Bruske: With inflation moderating, Bank of Canada has no excuse to further burden Canadians

OTTAWA––Canada’s unions are disappointed by the central bank’s decision to continue with its monetary tightening. The most recent consumer price index numbers in Canada and abroad showed that inflation is moderating – yet the Bank is stubbornly raising interest rates for the eighth time.  

“We certainly shouldn’t be fooled by the speculation about when the Bank of Canada will finally relent,” said Bea Bruske, President of the Canadian Labour Congress. “The Bank has continuously raised interest rates, more than any other G7 country. The Bank seems undeterred, despite more and more voices joining Canada’s unions in calling for a halt to its tightening cycle,” added Bruske. 

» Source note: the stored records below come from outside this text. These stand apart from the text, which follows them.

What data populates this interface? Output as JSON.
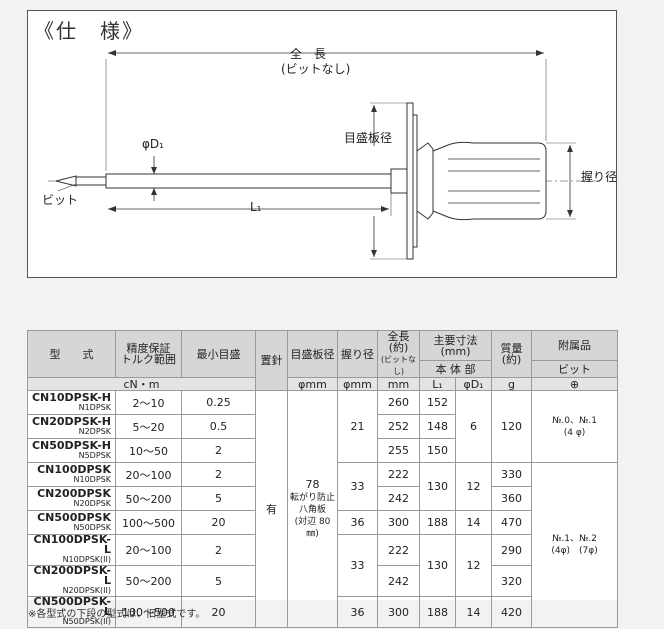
{
  "drawing": {
    "title": "《仕　様》",
    "total_length": "全　長",
    "total_length_note": "(ビットなし)",
    "scale_plate_dia": "目盛板径",
    "shaft_dia": "φD₁",
    "grip_dia": "握り径",
    "bit": "ビット",
    "l1": "L₁"
  },
  "table": {
    "headers": {
      "model": "型　　式",
      "accuracy_line1": "精度保証",
      "accuracy_line2": "トルク範囲",
      "min_grad": "最小目盛",
      "pointer": "置針",
      "plate_dia": "目盛板径",
      "grip_dia": "握り径",
      "total_line1": "全長(約)",
      "total_line2": "(ビットなし)",
      "main_dims": "主要寸法 (mm)",
      "body": "本 体 部",
      "mass": "質量(約)",
      "accessory": "附属品",
      "bit": "ビット"
    },
    "units": {
      "torque": "cN・m",
      "plate": "φmm",
      "grip": "φmm",
      "total": "mm",
      "l1": "L₁",
      "d1": "φD₁",
      "mass": "g",
      "bit": "⊕"
    },
    "rows": [
      {
        "model": "CN10DPSK-H",
        "old": "N1DPSK",
        "range": "2～10",
        "min": "0.25",
        "total": "260",
        "l1": "152"
      },
      {
        "model": "CN20DPSK-H",
        "old": "N2DPSK",
        "range": "5～20",
        "min": "0.5",
        "total": "252",
        "l1": "148"
      },
      {
        "model": "CN50DPSK-H",
        "old": "N5DPSK",
        "range": "10～50",
        "min": "2",
        "total": "255",
        "l1": "150"
      },
      {
        "model": "CN100DPSK",
        "old": "N10DPSK",
        "range": "20～100",
        "min": "2",
        "total": "222",
        "mass": "330"
      },
      {
        "model": "CN200DPSK",
        "old": "N20DPSK",
        "range": "50～200",
        "min": "5",
        "total": "242",
        "mass": "360"
      },
      {
        "model": "CN500DPSK",
        "old": "N50DPSK",
        "range": "100～500",
        "min": "20",
        "grip": "36",
        "total": "300",
        "l1": "188",
        "d1": "14",
        "mass": "470"
      },
      {
        "model": "CN100DPSK-L",
        "old": "N10DPSK(II)",
        "range": "20～100",
        "min": "2",
        "total": "222",
        "mass": "290"
      },
      {
        "model": "CN200DPSK-L",
        "old": "N20DPSK(II)",
        "range": "50～200",
        "min": "5",
        "total": "242",
        "mass": "320"
      },
      {
        "model": "CN500DPSK-L",
        "old": "N50DPSK(II)",
        "range": "100～500",
        "min": "20",
        "grip": "36",
        "total": "300",
        "l1": "188",
        "d1": "14",
        "mass": "420"
      }
    ],
    "merged": {
      "pointer": "有",
      "plate_line1": "78",
      "plate_line2": "転がり防止",
      "plate_line3": "八角板",
      "plate_line4": "(対辺 80㎜)",
      "grip_h": "21",
      "d1_h": "6",
      "mass_h": "120",
      "bit_h_line1": "№.0、№.1",
      "bit_h_line2": "(4 φ)",
      "grip_mid": "33",
      "l1_mid": "130",
      "d1_mid": "12",
      "grip_low": "33",
      "l1_low": "130",
      "d1_low": "12",
      "bit_low_line1": "№.1、№.2",
      "bit_low_line2": "(4φ)　(7φ)"
    }
  },
  "footnote": "※各型式の下段の型式は、旧型式です。"
}
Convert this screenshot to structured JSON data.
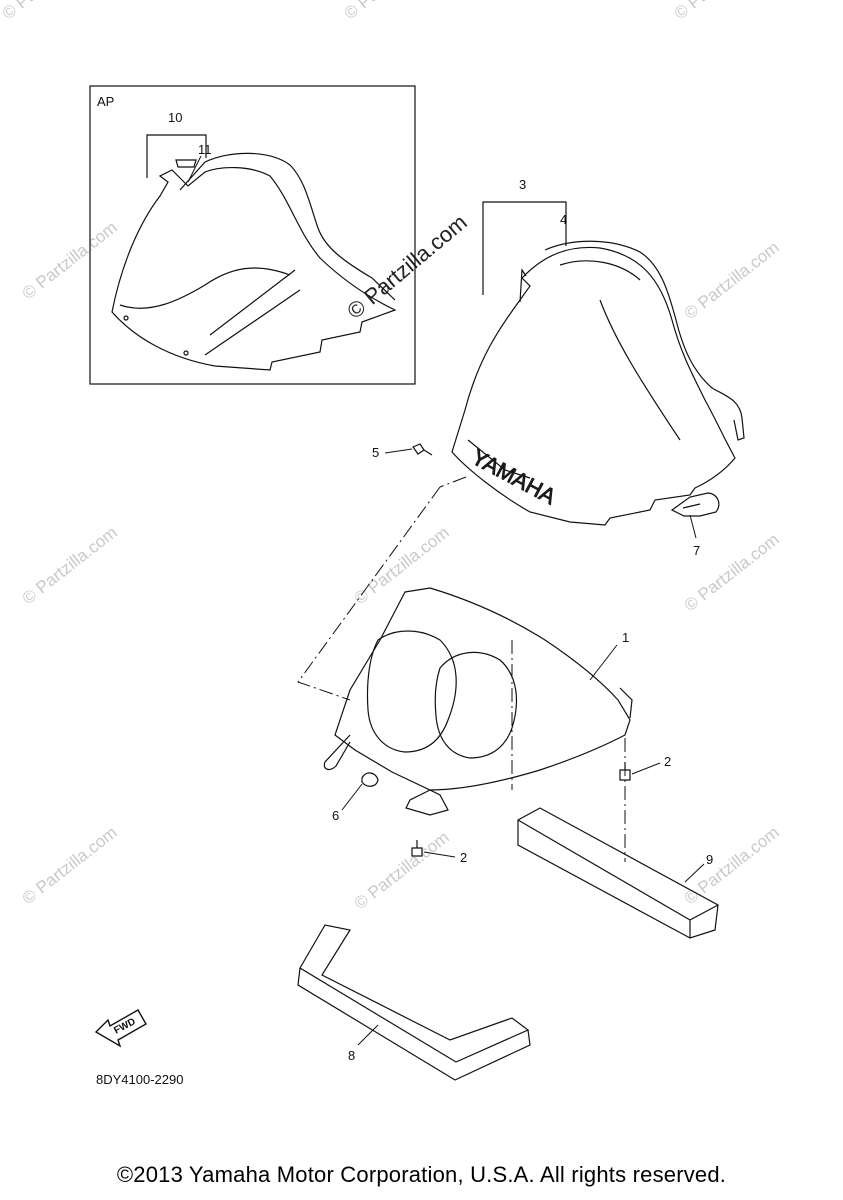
{
  "inset": {
    "label": "AP"
  },
  "callouts": {
    "c1": "1",
    "c2a": "2",
    "c2b": "2",
    "c3": "3",
    "c4": "4",
    "c5": "5",
    "c6": "6",
    "c7": "7",
    "c8": "8",
    "c9": "9",
    "c10": "10",
    "c11": "11"
  },
  "windshield_text": "YAMAHA",
  "fwd_label": "FWD",
  "watermark": "© Partzilla.com",
  "watermark_big": "© Partzilla.com",
  "part_code": "8DY4100-2290",
  "copyright": "©2013 Yamaha Motor Corporation, U.S.A. All rights reserved."
}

Workers are feeling the pinch of higher rent and mortgage payments and rising food costs, with shocking numbers turning to food banks and community organizations to feed their families. Soaring prices for everyday necessities are affecting everyone, while workers continue to see their wages fall further behind inflation.

According to the Bank of Canada’s most recent survey, Canadians are reducing expenses and reviewing their budgets as they prepare for a looming recession.  

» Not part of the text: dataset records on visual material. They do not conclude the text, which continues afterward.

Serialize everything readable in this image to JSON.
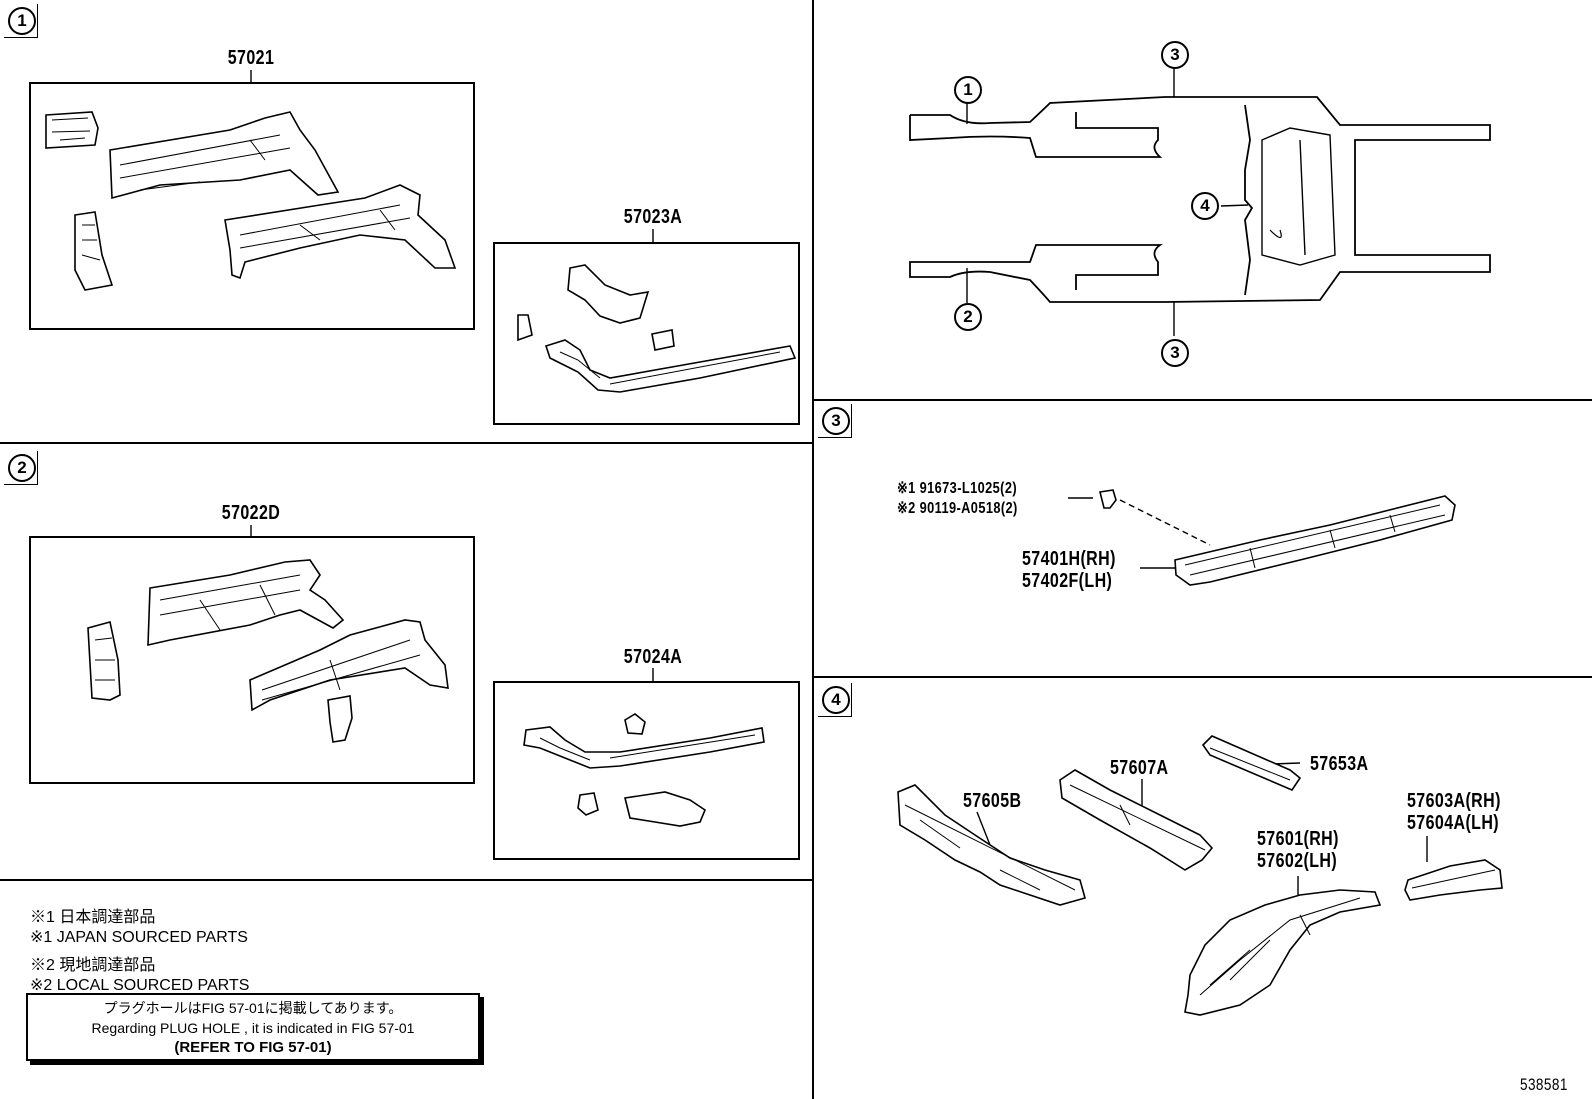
{
  "sections": {
    "s1": {
      "mark": "1"
    },
    "s2": {
      "mark": "2"
    },
    "s3": {
      "mark": "3"
    },
    "s4": {
      "mark": "4"
    }
  },
  "overview": {
    "callouts": [
      "1",
      "2",
      "3",
      "3",
      "4"
    ]
  },
  "parts": {
    "p57021": "57021",
    "p57023A": "57023A",
    "p57022D": "57022D",
    "p57024A": "57024A",
    "bolt1": "※1 91673-L1025(2)",
    "bolt2": "※2 90119-A0518(2)",
    "p57401H": "57401H(RH)",
    "p57402F": "57402F(LH)",
    "p57607A": "57607A",
    "p57653A": "57653A",
    "p57605B": "57605B",
    "p57603A": "57603A(RH)",
    "p57604A": "57604A(LH)",
    "p57601": "57601(RH)",
    "p57602": "57602(LH)"
  },
  "notes": {
    "n1": "※1 日本調達部品",
    "n2": "※1 JAPAN SOURCED PARTS",
    "n3": "※2 現地調達部品",
    "n4": "※2 LOCAL SOURCED PARTS"
  },
  "reference": {
    "line1": "プラグホールはFIG 57-01に掲載してあります。",
    "line2": "Regarding PLUG HOLE , it is indicated in FIG 57-01",
    "line3": "(REFER TO FIG 57-01)"
  },
  "figure_id": "538581"
}
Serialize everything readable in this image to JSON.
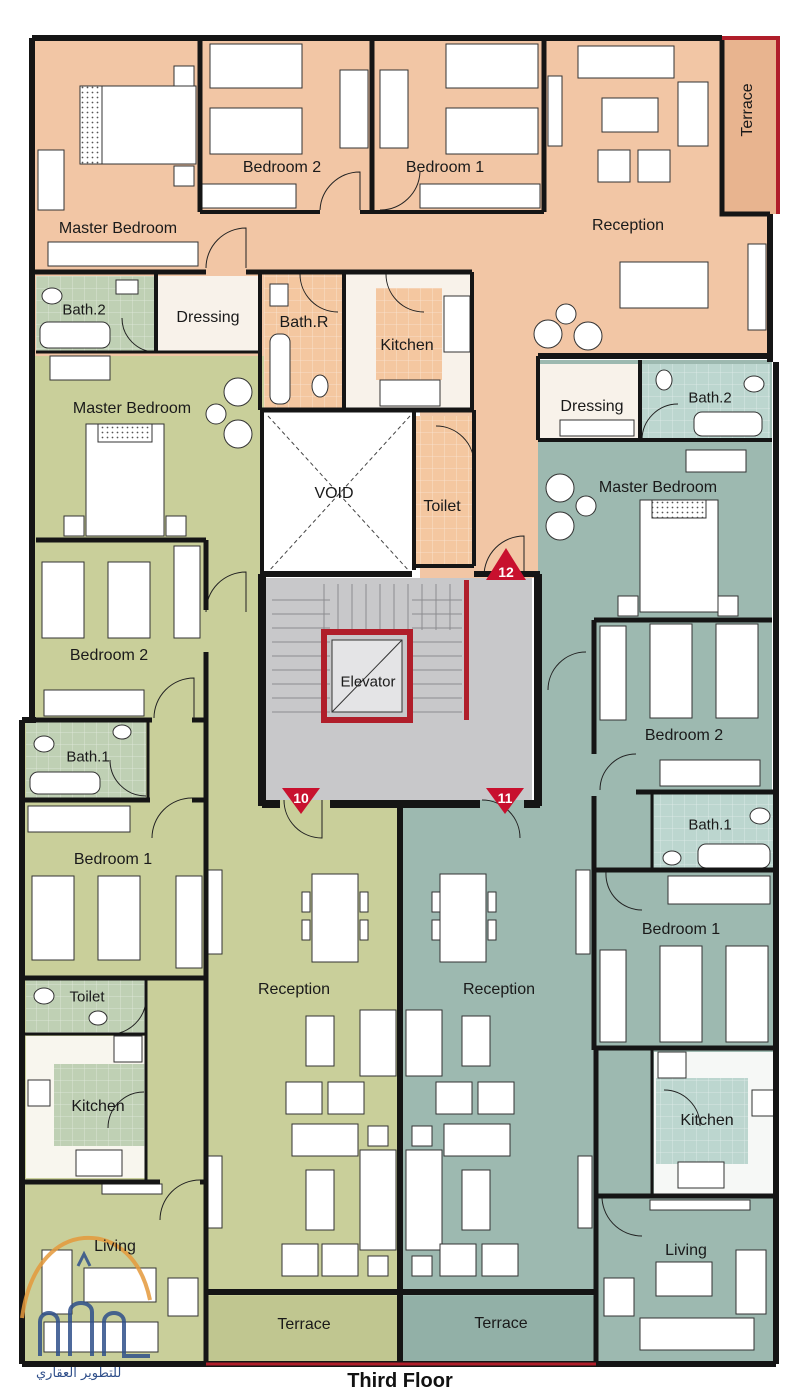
{
  "title": "Third Floor",
  "colors": {
    "apt_top": "#f2c6a5",
    "apt_left": "#c9cf9a",
    "apt_right": "#9db9b0",
    "core": "#c8c8ca",
    "wall": "#151515",
    "accent": "#b01e2a",
    "bath": "#bfd0b4"
  },
  "rooms": {
    "top_master_bedroom": "Master Bedroom",
    "top_bedroom2": "Bedroom 2",
    "top_bedroom1": "Bedroom 1",
    "top_reception": "Reception",
    "top_terrace": "Terrace",
    "top_bath2": "Bath.2",
    "top_dressing": "Dressing",
    "top_bathr": "Bath.R",
    "top_kitchen": "Kitchen",
    "void": "VOID",
    "core_toilet": "Toilet",
    "elevator": "Elevator",
    "left_master_bedroom": "Master Bedroom",
    "left_bedroom2": "Bedroom 2",
    "left_bath1": "Bath.1",
    "left_bedroom1": "Bedroom 1",
    "left_toilet": "Toilet",
    "left_kitchen": "Kitchen",
    "left_living": "Living",
    "left_reception": "Reception",
    "left_terrace": "Terrace",
    "right_dressing": "Dressing",
    "right_bath2": "Bath.2",
    "right_master_bedroom": "Master Bedroom",
    "right_bedroom2": "Bedroom 2",
    "right_bath1": "Bath.1",
    "right_bedroom1": "Bedroom 1",
    "right_kitchen": "Kitchen",
    "right_living": "Living",
    "right_reception": "Reception",
    "right_terrace": "Terrace"
  },
  "units": {
    "u12": "12",
    "u10": "10",
    "u11": "11"
  },
  "logo": {
    "arabic_text": "للتطوير العقاري",
    "mark_icon": "brand-logo-icon"
  }
}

“The Bank of Canada says it expects inflation to return to normal by the end of 2024, but that’s two years away. In the meantime, workers are forced to make impossible choices in order to make ends meet,” said Bea Bruske. “No one should have to decide whether to pay the mortgage or put food on the table while rich CEOs continue to cash in all-time high profits.”

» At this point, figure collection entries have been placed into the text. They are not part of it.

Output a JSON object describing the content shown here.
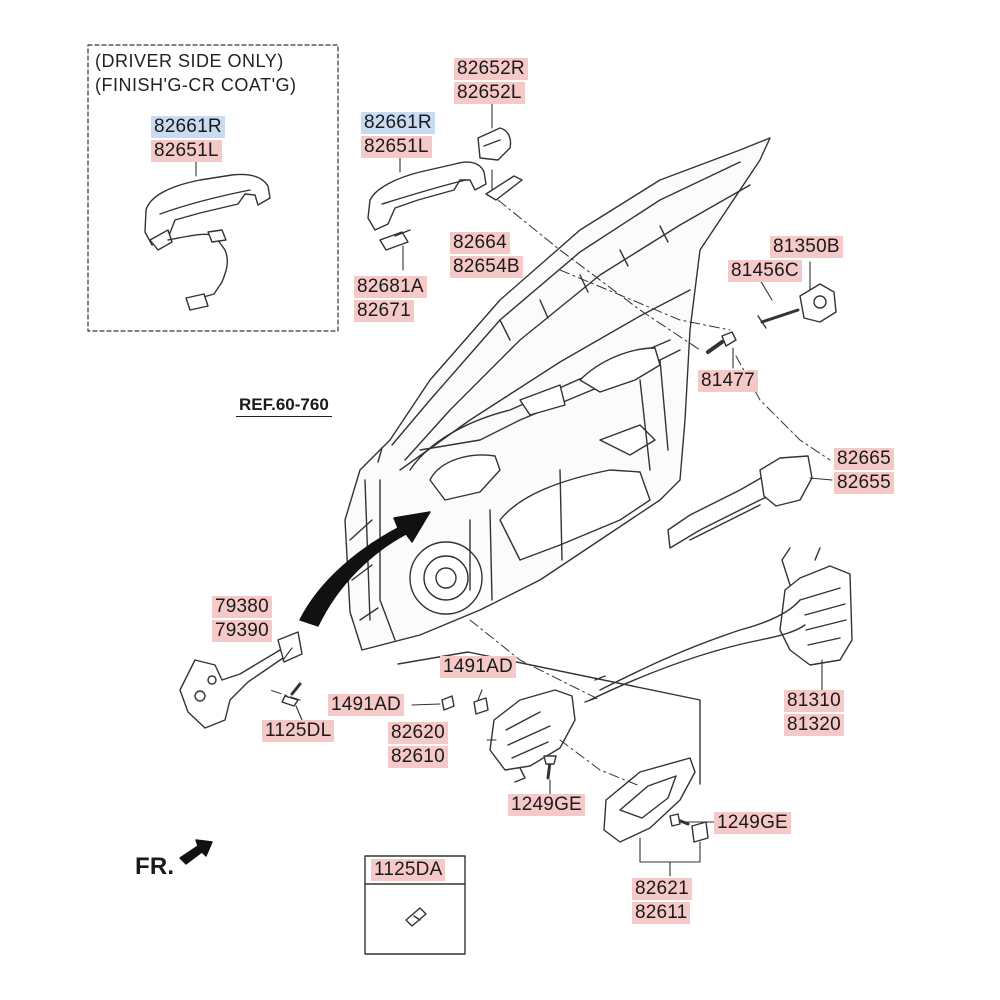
{
  "inset_note": [
    "(DRIVER SIDE ONLY)",
    "(FINISH'G-CR COAT'G)"
  ],
  "reference": "REF.60-760",
  "direction": "FR.",
  "highlight_colors": {
    "part_number": "#f6c9c9",
    "alternate_part": "#c9daf3"
  },
  "callouts": {
    "inset_82661R": "82661R",
    "inset_82651L": "82651L",
    "c82661R": "82661R",
    "c82651L": "82651L",
    "c82652R": "82652R",
    "c82652L": "82652L",
    "c82664": "82664",
    "c82654B": "82654B",
    "c82681A": "82681A",
    "c82671": "82671",
    "c81350B": "81350B",
    "c81456C": "81456C",
    "c81477": "81477",
    "c82665": "82665",
    "c82655": "82655",
    "c81310": "81310",
    "c81320": "81320",
    "c79380": "79380",
    "c79390": "79390",
    "c1491AD_a": "1491AD",
    "c1491AD_b": "1491AD",
    "c82620": "82620",
    "c82610": "82610",
    "c1125DL": "1125DL",
    "c1249GE_a": "1249GE",
    "c1249GE_b": "1249GE",
    "c82621": "82621",
    "c82611": "82611",
    "c1125DA": "1125DA"
  }
}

The government should do everything it can to help workers who stand to lose their jobs in the event of a recession. Canada’s unions have been urging the federal government to do its part to help families struggling with the affordability crisis. This must start with acting now to restore temporary EI measures until permanent improvements can take effect. We need this government to permanently strengthen our faded Employment Insurance system before it’s too late. Without Employment Insurance reform, many workers won’t have access to the benefits they need to put food on the table and keep a roof over their heads until they find a new job. Decades of cuts have resulted in only two in five unemployed people having access to EI. That’s why Canada’s unions have been sounding the alarm and demanding urgent reforms. 

“We will continue to do everything in our power to prevent job losses and stave off a disastrous recession,” said Bruske. “High inflation, rising interest rates, low wages and struggling public services such as public health care are stretching people’s ability to cope every day. We hope that decision-makers will act urgently to make profiteering corporations pay their fair share in 2023 and reinvest that money in programs Canadians need,” added Bruske.